The Importance of Families - Nicole Murphy

One thing that irritates me in a book is what I call the isolated character – that is, someone who’s living by themselves and with seemingly no other relationships. No family, no friends, no neighbours that they interact with. I’ve seen it a lot in romance, and science fiction and fantasy tends to be another place it crops up.
It seems to occur because it’s just easier to have a character take off into a story if they have no other ties and there’s so many things in writing that’s hard, it can be tempting to take the easy route. Less characters, less problems, more focus on the story at hand.

However, I think this robs the author of valuable resources for creating tension. I’m sure if you asked most people who creates the most problems in their lives, they’d come back with one answer – family.
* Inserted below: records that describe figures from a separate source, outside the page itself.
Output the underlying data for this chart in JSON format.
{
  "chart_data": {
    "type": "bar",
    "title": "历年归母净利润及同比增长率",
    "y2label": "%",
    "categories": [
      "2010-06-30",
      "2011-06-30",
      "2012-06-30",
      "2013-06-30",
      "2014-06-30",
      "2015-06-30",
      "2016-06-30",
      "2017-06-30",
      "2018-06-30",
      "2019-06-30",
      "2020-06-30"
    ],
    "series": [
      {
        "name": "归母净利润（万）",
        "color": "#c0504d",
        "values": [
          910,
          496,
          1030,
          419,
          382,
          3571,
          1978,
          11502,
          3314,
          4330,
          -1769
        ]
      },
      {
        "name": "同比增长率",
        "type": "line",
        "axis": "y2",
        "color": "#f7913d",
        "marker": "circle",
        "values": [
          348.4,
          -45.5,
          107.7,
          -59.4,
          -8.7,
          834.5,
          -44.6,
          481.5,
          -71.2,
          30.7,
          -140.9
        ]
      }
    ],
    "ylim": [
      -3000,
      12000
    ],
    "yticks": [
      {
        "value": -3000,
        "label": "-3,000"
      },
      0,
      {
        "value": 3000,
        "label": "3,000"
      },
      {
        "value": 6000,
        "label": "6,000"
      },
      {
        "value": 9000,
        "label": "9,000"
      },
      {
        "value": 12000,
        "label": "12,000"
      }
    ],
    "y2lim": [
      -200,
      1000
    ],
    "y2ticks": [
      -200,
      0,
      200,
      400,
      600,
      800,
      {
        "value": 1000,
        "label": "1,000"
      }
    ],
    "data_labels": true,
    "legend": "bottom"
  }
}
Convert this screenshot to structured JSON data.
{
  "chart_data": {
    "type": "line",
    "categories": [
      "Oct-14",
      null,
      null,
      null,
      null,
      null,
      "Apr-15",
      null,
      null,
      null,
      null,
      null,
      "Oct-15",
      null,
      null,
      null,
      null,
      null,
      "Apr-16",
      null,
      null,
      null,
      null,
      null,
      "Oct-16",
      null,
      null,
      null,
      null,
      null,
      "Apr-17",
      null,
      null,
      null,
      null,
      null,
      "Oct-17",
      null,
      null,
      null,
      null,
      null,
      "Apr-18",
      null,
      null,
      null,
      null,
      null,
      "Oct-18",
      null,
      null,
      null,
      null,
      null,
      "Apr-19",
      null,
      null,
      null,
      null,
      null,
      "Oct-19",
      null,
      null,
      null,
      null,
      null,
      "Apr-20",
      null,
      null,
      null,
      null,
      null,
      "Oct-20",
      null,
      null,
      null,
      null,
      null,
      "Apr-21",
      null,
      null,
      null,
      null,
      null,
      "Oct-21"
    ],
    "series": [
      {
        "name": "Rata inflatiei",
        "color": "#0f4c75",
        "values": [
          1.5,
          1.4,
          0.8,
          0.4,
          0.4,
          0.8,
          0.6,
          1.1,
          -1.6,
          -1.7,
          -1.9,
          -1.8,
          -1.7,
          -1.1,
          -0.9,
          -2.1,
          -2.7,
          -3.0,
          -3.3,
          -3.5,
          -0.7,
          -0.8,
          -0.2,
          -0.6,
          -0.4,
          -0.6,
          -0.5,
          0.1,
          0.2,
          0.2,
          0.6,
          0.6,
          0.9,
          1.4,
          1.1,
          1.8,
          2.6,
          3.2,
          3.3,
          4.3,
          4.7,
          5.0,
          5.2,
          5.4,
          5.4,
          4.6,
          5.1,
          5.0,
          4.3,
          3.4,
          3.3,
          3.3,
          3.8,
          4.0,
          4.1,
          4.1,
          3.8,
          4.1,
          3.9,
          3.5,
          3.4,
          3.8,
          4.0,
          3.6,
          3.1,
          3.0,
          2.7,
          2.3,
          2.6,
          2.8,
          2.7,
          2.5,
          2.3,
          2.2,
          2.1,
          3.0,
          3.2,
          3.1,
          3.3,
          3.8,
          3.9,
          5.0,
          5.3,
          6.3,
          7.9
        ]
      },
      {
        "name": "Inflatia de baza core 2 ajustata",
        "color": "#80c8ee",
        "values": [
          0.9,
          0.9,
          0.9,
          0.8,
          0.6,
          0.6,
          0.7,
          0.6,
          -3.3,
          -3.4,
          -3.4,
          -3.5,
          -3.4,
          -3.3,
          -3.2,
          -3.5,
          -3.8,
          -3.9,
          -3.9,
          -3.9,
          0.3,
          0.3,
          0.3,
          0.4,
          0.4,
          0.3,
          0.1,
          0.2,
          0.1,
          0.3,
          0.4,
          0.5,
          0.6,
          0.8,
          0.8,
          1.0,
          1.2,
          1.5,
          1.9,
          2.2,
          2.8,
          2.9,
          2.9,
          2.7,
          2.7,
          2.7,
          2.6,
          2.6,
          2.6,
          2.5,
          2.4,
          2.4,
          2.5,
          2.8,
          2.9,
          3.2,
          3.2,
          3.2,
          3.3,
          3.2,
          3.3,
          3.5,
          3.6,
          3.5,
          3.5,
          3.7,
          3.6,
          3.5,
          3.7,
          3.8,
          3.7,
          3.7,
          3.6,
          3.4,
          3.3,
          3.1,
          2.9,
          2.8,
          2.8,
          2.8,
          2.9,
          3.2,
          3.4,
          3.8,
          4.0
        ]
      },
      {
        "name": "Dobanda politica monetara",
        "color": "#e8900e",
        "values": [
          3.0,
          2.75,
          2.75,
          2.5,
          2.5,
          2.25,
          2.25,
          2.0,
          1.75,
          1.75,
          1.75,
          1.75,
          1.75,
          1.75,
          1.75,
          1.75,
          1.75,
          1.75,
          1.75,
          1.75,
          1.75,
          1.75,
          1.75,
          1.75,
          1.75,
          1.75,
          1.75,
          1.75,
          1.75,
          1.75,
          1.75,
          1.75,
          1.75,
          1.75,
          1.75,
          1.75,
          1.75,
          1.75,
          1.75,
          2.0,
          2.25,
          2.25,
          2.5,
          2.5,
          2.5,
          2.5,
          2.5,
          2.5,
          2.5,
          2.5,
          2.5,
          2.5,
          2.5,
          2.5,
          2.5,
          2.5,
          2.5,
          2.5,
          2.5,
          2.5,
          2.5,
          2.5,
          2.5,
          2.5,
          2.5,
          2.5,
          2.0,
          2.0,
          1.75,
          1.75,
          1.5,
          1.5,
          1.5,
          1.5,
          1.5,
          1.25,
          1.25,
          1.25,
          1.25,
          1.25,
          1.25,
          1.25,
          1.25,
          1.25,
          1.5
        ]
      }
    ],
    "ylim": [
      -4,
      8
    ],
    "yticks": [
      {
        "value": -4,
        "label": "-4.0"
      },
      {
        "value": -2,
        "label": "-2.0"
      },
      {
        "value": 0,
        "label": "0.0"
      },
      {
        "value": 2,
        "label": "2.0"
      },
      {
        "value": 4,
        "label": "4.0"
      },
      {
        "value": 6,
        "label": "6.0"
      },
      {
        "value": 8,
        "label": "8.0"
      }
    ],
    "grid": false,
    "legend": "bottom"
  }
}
Parents. Siblings. Cousins. Aunts and Uncles. These are special relationships, and with them comes a special happiness and a special pain. Happiness and pain that an enterprising author can use.

One of my favourite series at the moment is the Demon’s Lexicon, by Sarah Rees Brennan. She uses family very cleverly within the series, making it both the salvation and the destruction of the characters.

This is YA, and so at first you see how the family situation has formed the characters – how they view themselves and the world, their behaviours and relationships. Then you’ve got two strong sibling relationships, and you can see how a brother or sister can be both your greatest support and your worst enemy, because they know you so well.

There are developed families – situations like the magicians’ circles, which become the support network for each other when their blood families reject them.

Families are drawn together and cracked apart. For me it’s one of the most compelling things about these books – watching these relationships get tested and seeing if the years of shared history and love can survive.

In my own Dream of Asarlai trilogy, I’ve found myself having a lot of fun with families. A brother and sister can fight in a way few other relationships manage. Sons and daughters can believe their parents point of view fully and then when they reach adulthood and see the situation for themselves, have everything destroyed. Family can be the only place you can find sanctuary from the rest of the world.

The holiday period tends to be a time we spend with our real-world families. Let’s hope more authors realise the importance of fictional families and let all the laughter and anger come to the fore.